Last November, to the surprise and dismay of many, the European Commission decided it needed to stimulate some homegrown innovation in the mobile space and pulled together €22 million in a public/private investment designed to help Symbian get ahead. It was intended to turn Nokia's former lover into the Embedded Operating System for Europe (hence the name SYMBEOSE), but alas the breakup between Symbian and the Finnish mobile maker was too much to overcome. The EC has decided, quite rightly, that there's no sense in continuing its symbtopia project, and now a member of Neelie Kroes' team has confirmed the entire venture has been cancelled. European taxpayers (two of whom you see on the right) will also be glad to know that no money has exchanged hands, so the bullet has been well and truly dodged.
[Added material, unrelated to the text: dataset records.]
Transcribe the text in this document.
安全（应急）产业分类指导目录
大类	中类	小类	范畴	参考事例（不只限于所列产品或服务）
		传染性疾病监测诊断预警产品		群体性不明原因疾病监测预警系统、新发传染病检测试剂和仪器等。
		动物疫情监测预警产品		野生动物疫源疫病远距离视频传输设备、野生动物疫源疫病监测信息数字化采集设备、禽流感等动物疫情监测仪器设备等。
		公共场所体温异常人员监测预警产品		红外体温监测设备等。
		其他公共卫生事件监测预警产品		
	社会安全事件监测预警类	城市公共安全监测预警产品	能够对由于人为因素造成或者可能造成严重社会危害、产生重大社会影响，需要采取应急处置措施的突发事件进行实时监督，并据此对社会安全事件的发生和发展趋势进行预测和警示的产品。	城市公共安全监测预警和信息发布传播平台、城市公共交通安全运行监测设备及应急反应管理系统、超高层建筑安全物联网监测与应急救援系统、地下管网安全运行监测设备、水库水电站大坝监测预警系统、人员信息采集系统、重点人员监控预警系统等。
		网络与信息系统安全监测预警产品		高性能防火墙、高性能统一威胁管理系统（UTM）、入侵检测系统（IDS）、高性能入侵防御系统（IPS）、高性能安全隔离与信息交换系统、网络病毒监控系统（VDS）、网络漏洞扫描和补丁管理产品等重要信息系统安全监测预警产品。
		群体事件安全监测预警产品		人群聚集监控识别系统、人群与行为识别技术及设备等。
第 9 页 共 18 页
Guess that's why they're looking so happy.

[Thanks, Danijel]

Update: Nokia has confirmed the foregoing in a statement, which you can find after the break.

"Nokia has been made aware that the ARTEMIS Joint Undertaking has decided not to continue its planned SYMBEOSE project. We understand this was for a number of reasons, including the decision by a number of manufacturers to move away from Symbian and Nokia's plans for Windows Phone as its primary smartphone strategy. We believe that no funding had yet been distributed, either by ARTEMIS JU, the EU or national agencies.

However, although the SYMBEOSE project will not proceed, Nokia will continue to invest in development and enhancements for the Symbian platform, working directly with other companies. With 75 million Qt capable Symbian smartphones already in use, together with Nokia's plans to ship a further 150 million, we believe Qt and Symbian remain an attractive proposition for application developers, with the ability to deliver their apps to consumers via the Ovi Store."